The European Banking Authority (EBA) Opinion, published on 21 June 2019 on the Elements of SCA under PSD2, acknowledges the complexity of the payments market across the EU. Because of this, issuers, acquirers, PSPs and other stakeholders will have additional time to comply with PSD2 requirements, based on an exceptional basis determined by the National Competent Authorities (NCA).
The Opinion provides specific comments and clarification on the elements used for the SCA requirements, including dynamic linking and independence.
This article will cover the clarification brought by the EBA and possible impacts.
Different levels of readiness
European countries are at different stages of readiness, with numerous issuers recognizing they won’t be ready to apply the full range of SCA and exemptions on time. Moreover, many merchants do not fully understand the PSD2 requirements, resulting in consumers not enrolled in the compliant authentication solutions required as cardholders.
Because of this, in France, the EBA Banque de France has set forth a migration plan that expands the deadline an additional 15 months for a vast majority of players to be compliant (14 Dec 2020) and even until June 2022 under exceptional basis.
In the UK, UK Finance and FCA are working on an additional 18 months roadmap (14 March 2021). Many other countries are also in favor of an extended transition period of 6 to 18 months.
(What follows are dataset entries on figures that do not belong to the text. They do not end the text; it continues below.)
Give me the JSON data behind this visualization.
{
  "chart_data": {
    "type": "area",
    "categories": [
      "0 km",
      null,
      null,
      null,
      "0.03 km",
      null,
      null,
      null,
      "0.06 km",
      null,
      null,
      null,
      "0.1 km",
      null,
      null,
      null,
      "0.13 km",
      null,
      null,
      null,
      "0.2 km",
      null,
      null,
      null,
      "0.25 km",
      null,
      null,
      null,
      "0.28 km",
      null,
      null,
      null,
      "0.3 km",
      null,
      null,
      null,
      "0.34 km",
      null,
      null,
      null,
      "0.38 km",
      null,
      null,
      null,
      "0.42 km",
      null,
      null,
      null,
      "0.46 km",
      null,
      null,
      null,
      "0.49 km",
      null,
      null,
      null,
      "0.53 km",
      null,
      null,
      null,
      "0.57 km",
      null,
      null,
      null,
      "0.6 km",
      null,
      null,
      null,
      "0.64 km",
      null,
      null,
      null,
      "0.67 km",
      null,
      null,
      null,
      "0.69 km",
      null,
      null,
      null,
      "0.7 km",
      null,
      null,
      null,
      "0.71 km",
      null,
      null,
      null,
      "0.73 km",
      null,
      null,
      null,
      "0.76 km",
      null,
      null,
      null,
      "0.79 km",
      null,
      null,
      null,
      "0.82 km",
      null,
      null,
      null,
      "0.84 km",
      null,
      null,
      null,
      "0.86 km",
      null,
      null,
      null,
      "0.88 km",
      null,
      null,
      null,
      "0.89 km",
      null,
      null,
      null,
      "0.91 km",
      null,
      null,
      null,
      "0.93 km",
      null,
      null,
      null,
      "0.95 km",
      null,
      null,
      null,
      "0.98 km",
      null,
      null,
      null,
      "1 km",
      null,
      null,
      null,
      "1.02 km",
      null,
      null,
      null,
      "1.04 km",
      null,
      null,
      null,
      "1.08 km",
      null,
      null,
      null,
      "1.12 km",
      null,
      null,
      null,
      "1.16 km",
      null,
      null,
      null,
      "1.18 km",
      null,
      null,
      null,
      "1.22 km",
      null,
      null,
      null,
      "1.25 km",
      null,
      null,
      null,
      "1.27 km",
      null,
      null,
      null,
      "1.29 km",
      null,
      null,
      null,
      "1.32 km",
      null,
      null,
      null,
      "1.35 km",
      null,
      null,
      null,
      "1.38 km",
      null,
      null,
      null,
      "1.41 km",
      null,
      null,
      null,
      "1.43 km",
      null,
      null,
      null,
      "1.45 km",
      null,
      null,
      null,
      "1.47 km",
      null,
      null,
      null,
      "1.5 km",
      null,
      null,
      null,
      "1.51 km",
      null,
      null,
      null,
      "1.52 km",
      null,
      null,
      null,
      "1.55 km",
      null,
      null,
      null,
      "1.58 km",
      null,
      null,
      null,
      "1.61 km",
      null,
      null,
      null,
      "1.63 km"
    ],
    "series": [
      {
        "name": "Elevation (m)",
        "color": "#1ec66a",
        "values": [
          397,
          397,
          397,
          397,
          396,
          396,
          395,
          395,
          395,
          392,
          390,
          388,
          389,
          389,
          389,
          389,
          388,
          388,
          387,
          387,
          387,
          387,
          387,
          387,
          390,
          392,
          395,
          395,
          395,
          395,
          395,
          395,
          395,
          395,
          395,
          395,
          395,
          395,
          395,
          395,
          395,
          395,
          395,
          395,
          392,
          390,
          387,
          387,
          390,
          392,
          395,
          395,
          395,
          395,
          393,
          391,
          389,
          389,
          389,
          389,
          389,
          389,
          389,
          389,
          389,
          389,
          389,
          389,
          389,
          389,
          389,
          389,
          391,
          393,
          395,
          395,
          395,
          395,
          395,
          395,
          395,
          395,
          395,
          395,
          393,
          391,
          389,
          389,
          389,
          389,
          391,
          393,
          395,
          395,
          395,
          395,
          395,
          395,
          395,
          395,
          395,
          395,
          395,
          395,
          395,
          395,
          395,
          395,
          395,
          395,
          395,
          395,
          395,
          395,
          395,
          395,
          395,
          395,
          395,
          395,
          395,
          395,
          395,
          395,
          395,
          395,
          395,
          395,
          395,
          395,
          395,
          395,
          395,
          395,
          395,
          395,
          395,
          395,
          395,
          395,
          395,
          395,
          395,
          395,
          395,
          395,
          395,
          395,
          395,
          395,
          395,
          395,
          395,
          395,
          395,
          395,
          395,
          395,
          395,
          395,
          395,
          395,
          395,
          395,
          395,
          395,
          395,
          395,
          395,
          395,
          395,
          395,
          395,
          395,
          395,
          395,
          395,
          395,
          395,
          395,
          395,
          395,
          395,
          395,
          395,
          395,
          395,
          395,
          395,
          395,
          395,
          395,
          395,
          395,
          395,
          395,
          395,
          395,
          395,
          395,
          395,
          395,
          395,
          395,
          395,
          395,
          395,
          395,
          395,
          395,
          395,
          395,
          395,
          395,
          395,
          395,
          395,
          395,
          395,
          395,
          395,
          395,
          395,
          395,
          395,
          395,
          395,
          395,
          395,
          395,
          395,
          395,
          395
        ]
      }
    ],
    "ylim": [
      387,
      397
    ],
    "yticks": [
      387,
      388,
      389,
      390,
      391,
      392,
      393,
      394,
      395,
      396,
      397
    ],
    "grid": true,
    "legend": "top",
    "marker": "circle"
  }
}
Specific comments on authentication elements compliance
The Opinion clarifies the use of the authentication element and in which of the three categories they fall (Inherence, Possession, Knowledge), keeping in mind that authentication is based on the use of at least two elements from each of the three elements.
Inherence elements (Something the user is).
SCA-compliant behavioral and biological inherence elements may include:
- Fingerprint scanning
- Voice and vein recognition
- Hand and face geometry
- Retina and iris scanning
- Keystroke dynamics
- Heart rate or other body movement patterns
- Angle at which the device is held by PSU
Note that swiping path constitutes a knowledge element, not an inherence element.
Communication protocols such as EMV 3DSecure 2.0 and newer versions are not yet considered inherence as long they do not include information that relates to biological and behavioral biometrics (enabling PSP to identify something the PSU is).
Possession elements (Something the user has).
Possession may refer not only to possession of a physical device, but also to something that is not physical, such an app, web browser or exchange of public and private keys if they include device binding protection. SCA-compliant possession elements may include:
- Device evidenced by OTP generated by or received on device (HW or SW token generator, SMS OTP)
- Device evidenced by a signature generated by a device (HW or SW token)
- Card or device evidenced through a QR code (or photo TAN) scanned from an external device
- App or browser evidenced by a device binding (e.g. through security chip embedded into a device, private key linking an app to a device, or registration of web browser linking a browser to a device)
- Card evidenced by a card reader
- Card evidenced by a dynamic security code
Note that in case of SMS, the possession element would not be the SMS itself, but typically the SIM card associated with the respective mobile number. Also considered non SCA compliant are:
- Card evidenced by details printed on the card
- Card evidenced by a printed element (such as OTP list or grid card)
- Mobile app installed on a device that is not protected with a device binding process
Knowledge elements (Something the user knows).
SCA-compliant knowledge elements may include:
- Password and PIN
- Knowledge-based response to challenges or questions
- Memorized swiping path
Note that details printed on the card, email address or username would not be a knowledge element. Neither would OTP generated by or received on a device, as it is a possession element. A standard card-based e-commerce payment also would not be SCA compliant, as card details used in combination of EMV3D Secure and an SMS OTP will only have one SCA-compliant element.
In addition, approaches using dynamic card security codes and an SMS OTP will also not be SCA-compliant, as these two elements belong in the possession elements category.
After 14 September 2019, there will likely be an increase of declined transactions or abandonments, and EBA strongly encourages NCAs to communicate with issuers and acquirers to identify SCA approaches, migration and user communication plans.
According to Article 5 of the RTS, any remote e-commerce transaction needs to include a dynamic linking element. PSPs shall adopt security measures to ensure confidentiality, authenticity and integrity of the payment information. EBA notes that today the dynamic linking element is typically produced based on the possession element (e.g. SMS OTP) and encourages NCAs to move towards new approaches, making sure they can enable dynamic linking.
While the EBA Opinion paper clarifies some questions the industry may have, it covers only SCA requirements. The key takeaways of the Opinion are:
- It is favorable for NCAs to agree with market players for extended migration plan beyond 14 September 2019.
- Find alternatives to EMV 3DS 2.0 transactions and newer that are not compliant today.
- SMS OTP can be considered a possession element. However several NCAs have already announced they are moving away from SMS OTP.